For our API communities, as for others , violence isn’t just interpersonal –it’s systemic. In Oregon’s history, from Astoria to St. John’s to Hells Canyon, Ashland and beyond, Chinese, Punjabi, Japanese immigrants and workers have faced harsh conditions and violence—from state sponsored violence to vigilante with guns and weapons. As with our Black and Indigenous communities—Asians faced expulsion and extortion through violence and laws limiting our rights. Immigration and economic policies that feed the narrative that we are always the other to be feared and kept out-dead or alive. In a particularly cruel example–Kuchibotla’s widow, who relied on her husband’s work visa, was placed under deportation order after his death—traumatizing her another time. And under the Trump administration’s forced imprisonment of asylum seekers, over 100 Asian asylum seekers were held in Oregon’s Sheridan prison. These men had families in the United States ready to take custody of them, but it took an epic fight of community and faith leaders to force the administration to release.
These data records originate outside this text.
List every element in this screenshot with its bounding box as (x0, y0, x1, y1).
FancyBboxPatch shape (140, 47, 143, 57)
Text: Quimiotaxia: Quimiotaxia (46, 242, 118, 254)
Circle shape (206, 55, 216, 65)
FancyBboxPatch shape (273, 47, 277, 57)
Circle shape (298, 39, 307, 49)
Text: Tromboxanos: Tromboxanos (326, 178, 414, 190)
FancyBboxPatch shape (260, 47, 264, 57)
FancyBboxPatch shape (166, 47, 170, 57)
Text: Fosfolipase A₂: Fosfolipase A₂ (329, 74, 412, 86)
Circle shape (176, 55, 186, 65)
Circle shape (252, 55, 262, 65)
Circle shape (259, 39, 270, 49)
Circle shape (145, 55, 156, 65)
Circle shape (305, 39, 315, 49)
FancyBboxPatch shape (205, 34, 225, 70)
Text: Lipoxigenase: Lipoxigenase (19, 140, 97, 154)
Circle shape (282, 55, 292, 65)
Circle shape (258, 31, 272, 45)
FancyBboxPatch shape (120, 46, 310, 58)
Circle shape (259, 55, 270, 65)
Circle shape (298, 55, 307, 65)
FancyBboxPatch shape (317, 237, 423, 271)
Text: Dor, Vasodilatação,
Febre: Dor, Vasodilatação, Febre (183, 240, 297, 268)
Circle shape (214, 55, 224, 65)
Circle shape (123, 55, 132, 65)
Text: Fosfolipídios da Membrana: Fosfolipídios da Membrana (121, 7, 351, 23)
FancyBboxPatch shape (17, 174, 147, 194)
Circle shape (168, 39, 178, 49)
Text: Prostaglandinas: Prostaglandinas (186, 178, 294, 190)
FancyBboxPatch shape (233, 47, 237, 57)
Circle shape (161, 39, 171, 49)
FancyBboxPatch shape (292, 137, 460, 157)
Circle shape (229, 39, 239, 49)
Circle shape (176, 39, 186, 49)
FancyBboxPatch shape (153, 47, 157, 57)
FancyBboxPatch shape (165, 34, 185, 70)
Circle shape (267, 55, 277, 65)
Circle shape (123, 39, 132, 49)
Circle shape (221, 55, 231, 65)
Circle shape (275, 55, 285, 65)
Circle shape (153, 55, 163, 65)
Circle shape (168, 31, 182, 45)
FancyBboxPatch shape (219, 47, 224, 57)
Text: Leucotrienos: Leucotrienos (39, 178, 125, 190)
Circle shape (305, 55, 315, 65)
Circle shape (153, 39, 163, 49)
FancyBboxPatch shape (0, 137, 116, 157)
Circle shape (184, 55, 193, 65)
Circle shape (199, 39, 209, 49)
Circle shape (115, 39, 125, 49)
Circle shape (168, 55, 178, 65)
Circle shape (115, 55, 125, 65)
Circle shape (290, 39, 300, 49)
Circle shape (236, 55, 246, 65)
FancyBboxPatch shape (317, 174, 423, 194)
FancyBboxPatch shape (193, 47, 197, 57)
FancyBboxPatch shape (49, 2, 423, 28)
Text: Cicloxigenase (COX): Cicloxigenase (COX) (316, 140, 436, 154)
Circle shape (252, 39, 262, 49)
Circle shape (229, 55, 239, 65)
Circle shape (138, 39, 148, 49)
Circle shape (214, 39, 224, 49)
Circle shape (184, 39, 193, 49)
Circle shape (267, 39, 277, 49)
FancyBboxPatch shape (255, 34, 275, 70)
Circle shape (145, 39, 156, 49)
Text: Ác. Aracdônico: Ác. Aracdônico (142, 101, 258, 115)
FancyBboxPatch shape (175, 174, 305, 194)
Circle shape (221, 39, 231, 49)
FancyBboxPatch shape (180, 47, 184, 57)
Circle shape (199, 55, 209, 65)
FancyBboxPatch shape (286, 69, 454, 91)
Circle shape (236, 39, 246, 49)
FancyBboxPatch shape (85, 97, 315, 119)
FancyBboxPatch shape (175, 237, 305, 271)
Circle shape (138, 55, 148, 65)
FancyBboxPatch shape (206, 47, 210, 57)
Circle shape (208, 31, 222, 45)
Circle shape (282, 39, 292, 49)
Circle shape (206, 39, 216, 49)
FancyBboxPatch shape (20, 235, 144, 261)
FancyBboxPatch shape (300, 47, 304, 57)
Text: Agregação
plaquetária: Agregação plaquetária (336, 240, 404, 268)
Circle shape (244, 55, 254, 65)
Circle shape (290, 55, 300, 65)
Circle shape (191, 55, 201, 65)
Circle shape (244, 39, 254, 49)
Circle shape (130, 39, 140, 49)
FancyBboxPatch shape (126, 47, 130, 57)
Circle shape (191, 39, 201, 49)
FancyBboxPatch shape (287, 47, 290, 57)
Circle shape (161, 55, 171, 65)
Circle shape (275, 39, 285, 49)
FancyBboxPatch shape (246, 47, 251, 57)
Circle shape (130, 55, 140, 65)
The strategies for transformation are forged in the painful learnings from past movements for resistance and resilience; Invest in community and workplace organizing—so that API communities build community power to shape their lives for the good and change policies that harm them; Invest in building multi-racial coalitions across race, gender and class lines to build solidarity and to effectively challenge those who seek division and exploitation-API communities must advocate for themselves and see that we are part of a broader effort for justice; and, Invest in making sure government is accountable for the violence by repealing laws that assist white nationalists and also making perpetrators of hate mongering and violence fully accountable for their crimes. Full power and full voice for all oppressed peoples will ensure the next generations are free from harm and truly thrive.